The aforementioned quantitative arrangement in the Jiangsu and Zhejiang regions indicated in an interview with a reporter from the Securities Times that considering that the bonds issued by new stock strategic investors are scarce resources, there is room for anyone to profit from this part, and this power is indeed in the hands of a few people. .

A general manager of a branch of a large securities company said that according to the situation of customers, although we scrambled for coupons fiercely, the sources of coupons were mainly given to the quantitative field, and they were concentrated in large-scale private equity.

A person from the capital department of a medium-sized securities firm in Beijing also had similar expressions, but in his view, this is the result of market selection. After all, in the context of limited sources of individual stock securities, the price of securities lending interest rates is market-oriented, and whoever can accept high interest rates can obtain securities. In addition, institutional clients have a large and stable demand for securities sources, so securities companies generally give priority to providing securities lending services to institutional clients.

When talking about how to allocate securities sources, a person from the financing department of another securities firm in Beijing also held the same view, saying that basically "the one with the highest price gets it." As mentioned above, the securities lending interest rate on the first day of listing of new stocks is relatively high, and it is not uncommon for the securities lending cost to be around 20%, and institutional investors are more risk-tolerant in comparison.

A person with long-term experience in financing and financial affairs told the Securities Times reporter that the scarcity of securities sources is currently a hot topic, and it is essentially the result of the lack of financial instruments.

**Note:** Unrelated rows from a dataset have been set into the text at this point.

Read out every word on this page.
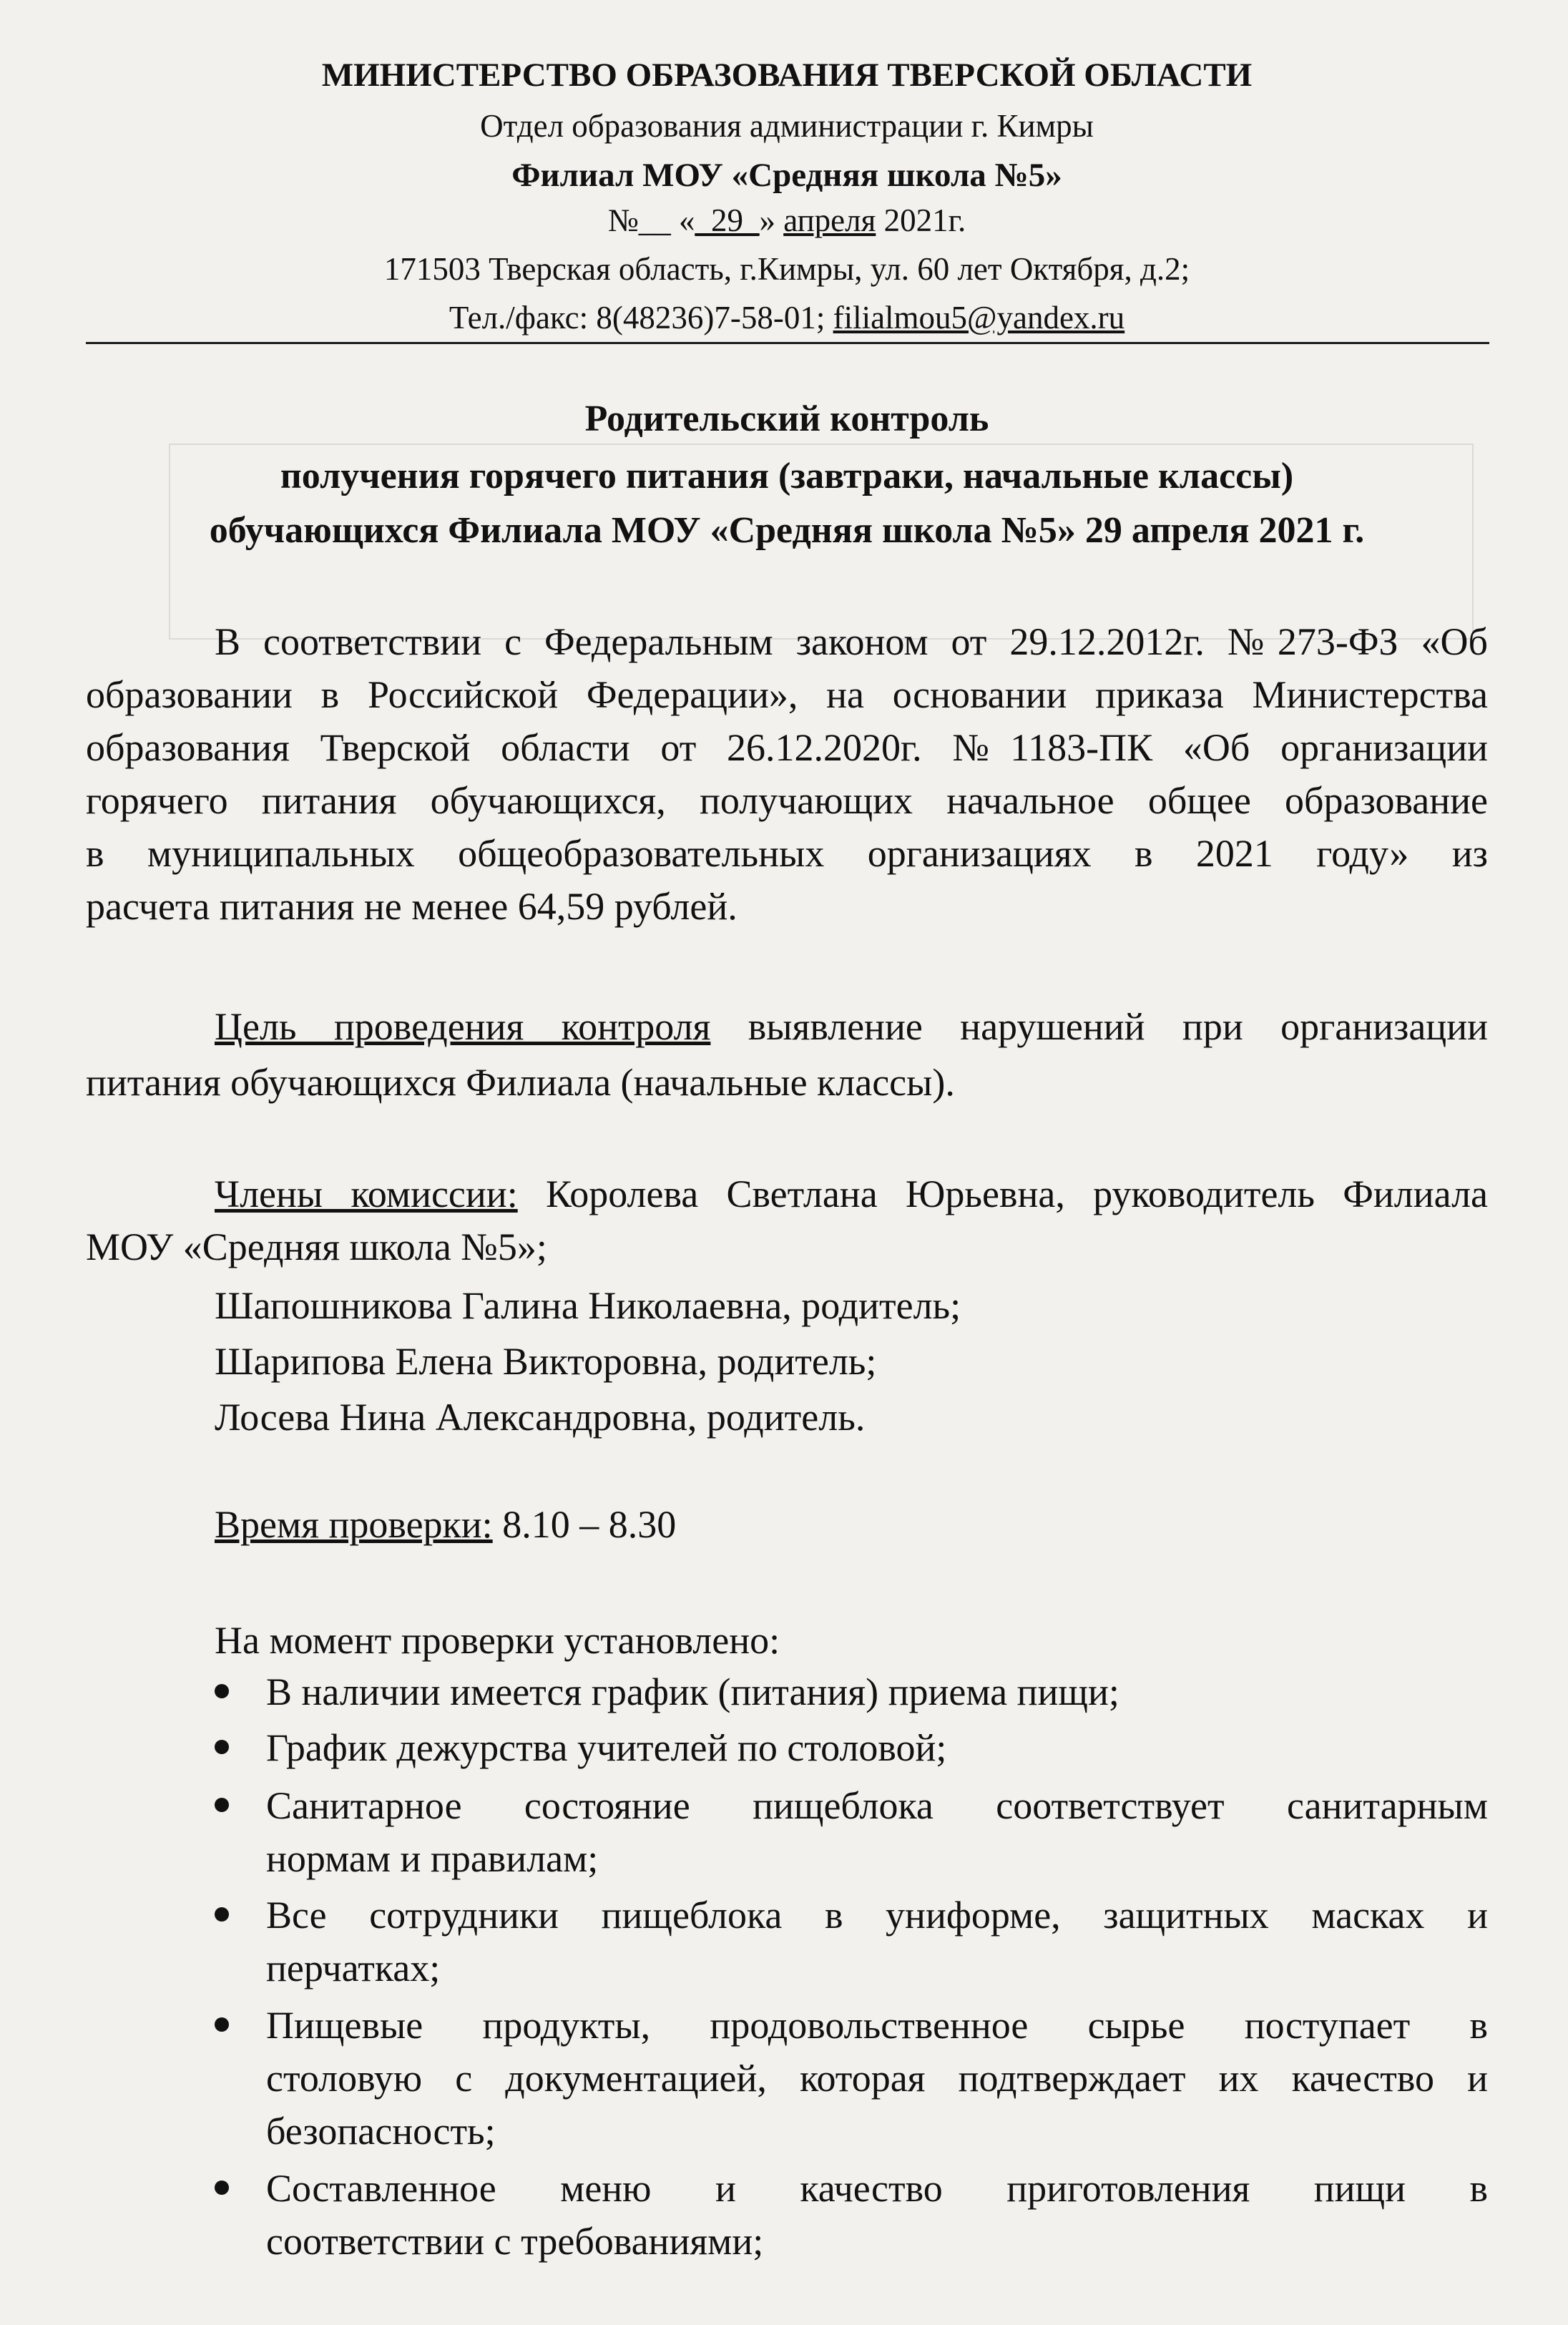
МИНИСТЕРСТВО ОБРАЗОВАНИЯ ТВЕРСКОЙ ОБЛАСТИ
Отдел образования администрации г. Кимры
Филиал МОУ «Средняя школа №5»
№__ «_29_» апреля 2021г.
171503 Тверская область, г.Кимры, ул. 60 лет Октября, д.2;
Тел./факс: 8(48236)7-58-01; filialmou5@yandex.ru
Родительский контроль
получения горячего питания (завтраки, начальные классы)
обучающихся Филиала МОУ «Средняя школа №5» 29 апреля 2021 г.
В соответствии с Федеральным законом от 29.12.2012г. №273-ФЗ «Об
образовании в Российской Федерации», на основании приказа Министерства
образования Тверской области от 26.12.2020г. №1183-ПК «Об организации
горячего питания обучающихся, получающих начальное общее образование
в муниципальных общеобразовательных организациях в 2021 году» из
расчета питания не менее 64,59 рублей.
Цель проведения контроля выявление нарушений при организации
питания обучающихся Филиала (начальные классы).
Члены комиссии: Королева Светлана Юрьевна, руководитель Филиала
МОУ «Средняя школа №5»;
Шапошникова Галина Николаевна, родитель;
Шарипова Елена Викторовна, родитель;
Лосева Нина Александровна, родитель.
Время проверки: 8.10 – 8.30
На момент проверки установлено:
В наличии имеется график (питания) приема пищи;
График дежурства учителей по столовой;
Санитарное состояние пищеблока соответствует санитарным
нормам и правилам;
Все сотрудники пищеблока в униформе, защитных масках и
перчатках;
Пищевые продукты, продовольственное сырье поступает в
столовую с документацией, которая подтверждает их качество и
безопасность;
Составленное меню и качество приготовления пищи в
соответствии с требованиями;
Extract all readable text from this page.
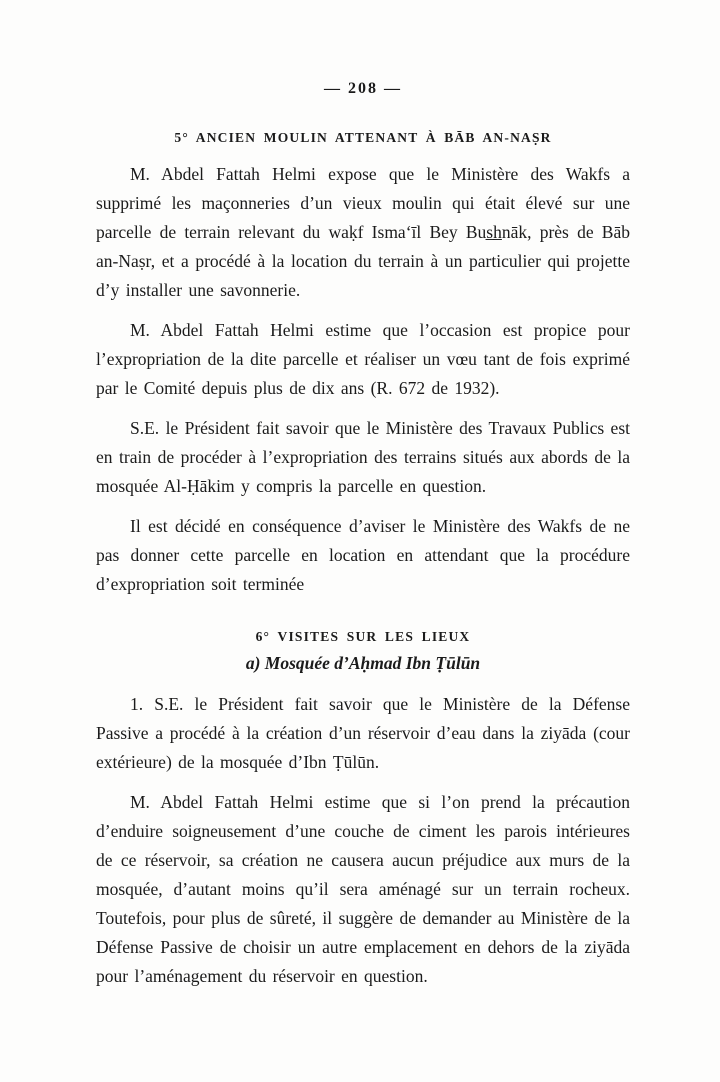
— 208 —
5° ANCIEN MOULIN ATTENANT À BĀB AN-NAṢR

M. Abdel Fattah Helmi expose que le Ministère des Wakfs a supprimé les maçonneries d’un vieux moulin qui était élevé sur une parcelle de terrain relevant du waḳf Isma‘īl Bey Bus̲h̲nāk, près de Bāb an-Naṣr, et a procédé à la location du terrain à un particulier qui projette d’y installer une savonnerie.

M. Abdel Fattah Helmi estime que l’occasion est propice pour l’expropriation de la dite parcelle et réaliser un vœu tant de fois exprimé par le Comité depuis plus de dix ans (R. 672 de 1932).

S.E. le Président fait savoir que le Ministère des Travaux Publics est en train de procéder à l’expropriation des terrains situés aux abords de la mosquée Al-Ḥākim y compris la parcelle en question.

Il est décidé en conséquence d’aviser le Ministère des Wakfs de ne pas donner cette parcelle en location en attendant que la procédure d’expropriation soit terminée

6° VISITES SUR LES LIEUX
a) Mosquée d’Aḥmad Ibn Ṭūlūn

1. S.E. le Président fait savoir que le Ministère de la Défense Passive a procédé à la création d’un réservoir d’eau dans la ziyāda (cour extérieure) de la mosquée d’Ibn Ṭūlūn.

M. Abdel Fattah Helmi estime que si l’on prend la précaution d’enduire soigneusement d’une couche de ciment les parois intérieures de ce réservoir, sa création ne causera aucun préjudice aux murs de la mosquée, d’autant moins qu’il sera aménagé sur un terrain rocheux. Toutefois, pour plus de sûreté, il suggère de demander au Ministère de la Défense Passive de choisir un autre emplacement en dehors de la ziyāda pour l’aménagement du réservoir en question.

In recent years, different securities companies have built their own "Security Lending Link" system, aiming to expand the size of the securities pool and improve the promotion efficiency of securities lending business. In the future, how to better serve the securities lending needs of different types of investors and how to further improve the transparency of securities source allocation information is worth exploring new ways for securities companies and regulatory agencies to deal with them.